06 November 2007

Bubbles (RCAH 292)

Now Serving Sad Face

The immediate concern I have with John Eger's theory of creativity and economy is its unwarranted optimism. The idea that humanity is naturally progressing to a new era of prosperity and creativity, and that the United States' massive job losses due to outsourcing can be saved by Silicon Valley, seems to be evoking the blind and historically embarrassing predictions of the enlightenment. It was once popular to assert that the industrial revolution would eventually lead to a utopian world, where automation and mass production would provide enough for everyone. We've certainly seen, particularly after World War Two, that there is no magic pill for the timeless ills of society (especially poverty), with which we can passively sit back and watch things fix themselves. The best and most significant contribution to any solution is active, human effort to pursue not only prosperity, but also justice.

Admittedly, this isn't a fair evaluation of Eger's entire piece. He does argue that cities who want to compete in the new internet-economy will have to invest in educating its citizens about the internet, as well as stimulate creativity and civic pride. I couldn't agree with him more, and the abundance of data he provides makes for strong evidence. But he fails to address the very real roadblocks that exist, other than the obvious commonly-entrenched opinion that the arts have no value. Nowhere in his article does he consider the raging debate over who will provide internet service in the United States, and how that service will be provided. Many cities that have attempted to provide free municipal wireless internet have met stiff and pervasive resistance from telecomm giants, who obviously have an interest in keeping the internet private. One such case is the city of Philadelphia, and the result was that "the governor of Pennsylvania last week signed into law a controversial bill that includes, among myriad items, a provision giving incumbent carriers the ability to prevent cities from creating and charging for municipal Wi-Fi networks." The bill was strongly advocated-for by Verizon, who agreed to allow the city of Philadelphia's municipal Wi-Fi to move forward in exchange. The result was that the rest of the state was doomed to remain under the heel of privately-controlled internet.

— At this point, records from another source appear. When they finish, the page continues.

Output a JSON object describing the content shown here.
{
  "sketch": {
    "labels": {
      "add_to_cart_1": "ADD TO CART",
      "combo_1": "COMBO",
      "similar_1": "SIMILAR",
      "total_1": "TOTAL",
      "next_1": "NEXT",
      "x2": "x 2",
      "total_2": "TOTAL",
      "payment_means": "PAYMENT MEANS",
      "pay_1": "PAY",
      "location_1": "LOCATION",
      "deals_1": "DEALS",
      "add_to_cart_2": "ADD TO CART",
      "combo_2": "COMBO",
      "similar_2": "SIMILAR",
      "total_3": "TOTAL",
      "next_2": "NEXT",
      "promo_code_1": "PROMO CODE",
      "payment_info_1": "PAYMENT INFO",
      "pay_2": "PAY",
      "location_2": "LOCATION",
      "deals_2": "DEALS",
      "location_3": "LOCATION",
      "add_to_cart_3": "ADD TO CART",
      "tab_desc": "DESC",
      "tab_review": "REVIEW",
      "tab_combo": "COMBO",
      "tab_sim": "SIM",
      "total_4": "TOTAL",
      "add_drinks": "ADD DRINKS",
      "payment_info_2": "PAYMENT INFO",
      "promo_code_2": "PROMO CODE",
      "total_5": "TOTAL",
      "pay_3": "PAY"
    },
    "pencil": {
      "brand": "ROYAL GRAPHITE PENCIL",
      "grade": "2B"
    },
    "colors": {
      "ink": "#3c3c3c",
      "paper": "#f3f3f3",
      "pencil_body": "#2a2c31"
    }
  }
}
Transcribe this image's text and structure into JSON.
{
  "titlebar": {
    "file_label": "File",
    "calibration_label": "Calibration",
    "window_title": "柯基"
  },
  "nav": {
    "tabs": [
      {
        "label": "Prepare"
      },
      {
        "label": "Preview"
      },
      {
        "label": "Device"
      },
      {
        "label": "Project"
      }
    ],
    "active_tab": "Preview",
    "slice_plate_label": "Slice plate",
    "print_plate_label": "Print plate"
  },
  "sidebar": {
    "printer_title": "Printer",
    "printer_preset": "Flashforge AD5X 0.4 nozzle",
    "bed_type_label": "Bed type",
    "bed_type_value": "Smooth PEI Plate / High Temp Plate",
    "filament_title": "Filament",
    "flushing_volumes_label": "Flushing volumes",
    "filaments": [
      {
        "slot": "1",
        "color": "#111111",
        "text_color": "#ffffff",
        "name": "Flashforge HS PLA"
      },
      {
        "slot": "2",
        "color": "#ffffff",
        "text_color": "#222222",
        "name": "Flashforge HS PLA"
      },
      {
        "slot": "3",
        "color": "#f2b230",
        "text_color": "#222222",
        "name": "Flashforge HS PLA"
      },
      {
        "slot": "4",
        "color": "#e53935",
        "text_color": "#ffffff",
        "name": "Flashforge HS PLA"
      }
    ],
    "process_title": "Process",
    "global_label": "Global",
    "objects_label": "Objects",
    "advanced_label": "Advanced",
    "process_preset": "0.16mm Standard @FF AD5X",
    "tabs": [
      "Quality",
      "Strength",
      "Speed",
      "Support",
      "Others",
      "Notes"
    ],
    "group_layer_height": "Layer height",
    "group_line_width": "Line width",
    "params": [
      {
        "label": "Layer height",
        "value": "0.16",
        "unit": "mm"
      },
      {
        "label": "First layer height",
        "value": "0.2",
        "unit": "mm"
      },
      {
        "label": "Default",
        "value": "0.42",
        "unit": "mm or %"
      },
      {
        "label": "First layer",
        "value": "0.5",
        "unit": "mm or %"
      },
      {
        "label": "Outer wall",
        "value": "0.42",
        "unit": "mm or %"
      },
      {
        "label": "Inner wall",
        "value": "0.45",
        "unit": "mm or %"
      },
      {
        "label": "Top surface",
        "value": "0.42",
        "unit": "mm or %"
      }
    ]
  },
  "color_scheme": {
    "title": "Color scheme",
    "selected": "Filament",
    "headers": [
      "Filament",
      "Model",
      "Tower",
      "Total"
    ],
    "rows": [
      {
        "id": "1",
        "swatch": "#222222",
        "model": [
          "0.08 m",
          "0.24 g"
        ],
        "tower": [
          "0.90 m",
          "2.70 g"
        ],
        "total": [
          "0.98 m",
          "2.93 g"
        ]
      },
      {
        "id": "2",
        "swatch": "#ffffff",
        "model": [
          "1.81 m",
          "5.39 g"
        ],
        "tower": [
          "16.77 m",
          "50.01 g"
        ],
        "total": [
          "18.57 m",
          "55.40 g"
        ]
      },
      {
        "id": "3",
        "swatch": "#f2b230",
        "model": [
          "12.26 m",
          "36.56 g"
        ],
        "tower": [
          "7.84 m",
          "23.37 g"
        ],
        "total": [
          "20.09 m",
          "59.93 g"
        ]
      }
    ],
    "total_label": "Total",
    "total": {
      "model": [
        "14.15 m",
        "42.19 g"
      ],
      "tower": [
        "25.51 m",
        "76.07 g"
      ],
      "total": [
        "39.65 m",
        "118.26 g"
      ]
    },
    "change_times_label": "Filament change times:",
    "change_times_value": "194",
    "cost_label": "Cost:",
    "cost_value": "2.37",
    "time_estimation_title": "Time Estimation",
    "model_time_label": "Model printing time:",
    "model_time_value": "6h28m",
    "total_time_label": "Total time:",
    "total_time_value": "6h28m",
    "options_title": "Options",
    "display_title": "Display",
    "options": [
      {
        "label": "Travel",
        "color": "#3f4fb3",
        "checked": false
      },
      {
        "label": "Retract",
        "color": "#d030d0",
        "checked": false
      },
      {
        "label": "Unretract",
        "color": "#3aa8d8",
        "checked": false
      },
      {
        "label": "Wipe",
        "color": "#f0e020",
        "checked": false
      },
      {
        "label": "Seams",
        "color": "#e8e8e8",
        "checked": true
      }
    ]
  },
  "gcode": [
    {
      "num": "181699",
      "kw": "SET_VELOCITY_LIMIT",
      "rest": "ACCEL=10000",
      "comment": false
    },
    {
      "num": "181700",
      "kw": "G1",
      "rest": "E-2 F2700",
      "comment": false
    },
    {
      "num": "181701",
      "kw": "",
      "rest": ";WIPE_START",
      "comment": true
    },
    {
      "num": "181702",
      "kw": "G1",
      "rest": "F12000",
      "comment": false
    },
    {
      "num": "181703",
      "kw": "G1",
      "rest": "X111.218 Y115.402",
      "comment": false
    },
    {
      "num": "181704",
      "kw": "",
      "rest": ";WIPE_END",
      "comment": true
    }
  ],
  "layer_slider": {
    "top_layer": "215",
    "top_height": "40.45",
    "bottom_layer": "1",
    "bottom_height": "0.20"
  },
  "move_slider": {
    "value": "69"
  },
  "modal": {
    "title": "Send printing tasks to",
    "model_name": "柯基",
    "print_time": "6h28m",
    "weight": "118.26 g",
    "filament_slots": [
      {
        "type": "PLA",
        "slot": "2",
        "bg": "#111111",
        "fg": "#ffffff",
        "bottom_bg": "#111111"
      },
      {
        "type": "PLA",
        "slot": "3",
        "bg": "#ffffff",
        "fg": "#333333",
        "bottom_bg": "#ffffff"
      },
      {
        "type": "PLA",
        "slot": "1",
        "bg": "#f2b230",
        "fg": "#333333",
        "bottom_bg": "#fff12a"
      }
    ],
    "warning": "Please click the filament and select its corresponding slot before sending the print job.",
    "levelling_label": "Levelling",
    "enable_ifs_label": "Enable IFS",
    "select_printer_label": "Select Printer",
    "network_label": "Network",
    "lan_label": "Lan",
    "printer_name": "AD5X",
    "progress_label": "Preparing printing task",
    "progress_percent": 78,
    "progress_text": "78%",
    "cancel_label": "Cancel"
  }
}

And the term "privately-controlled internet" takes on another meaning altogether when we consider the fading of net neutrality (which I'm not going to waste space explaining; if you don't know about it yet, that really is your problem and you should go here immediately). With the FTC more or less controlled by telecomm giants ("I . . . question the starting assumption that government regulation, rather than the market itself under existing laws, will provide the best solution to a problem," says FTC Chair Deborah Platt Majoras, utilizing the terminology of Comcast, AT&T and Verizon), net neutrality is not being enforced. ISPs are already moving on that information, with Comcast blocking bittorrent traffic (much of which is wholly legal, such as an employer distributing information to employees, or software developers distributing patches to their customers).

None of this is mentioned by John Eger; his article was so dearth of anything regarding net neutrality that it almost seems I've gone off-course in evaluating it. But I haven't, because if telecomm giants can control what consumers access on the internet, there can be none of Eger's creativity. All the excitement over user-created content, the sort of "internet populism" that fuels optimistic arguments such as Eger's, fails to recognize that without net neutrality, the internet will slowly grow more like television, with content regulated by the gate-keepers at large media corporations. And to the extent that the internet is influenced by the United States, this will have repercussions around the globe.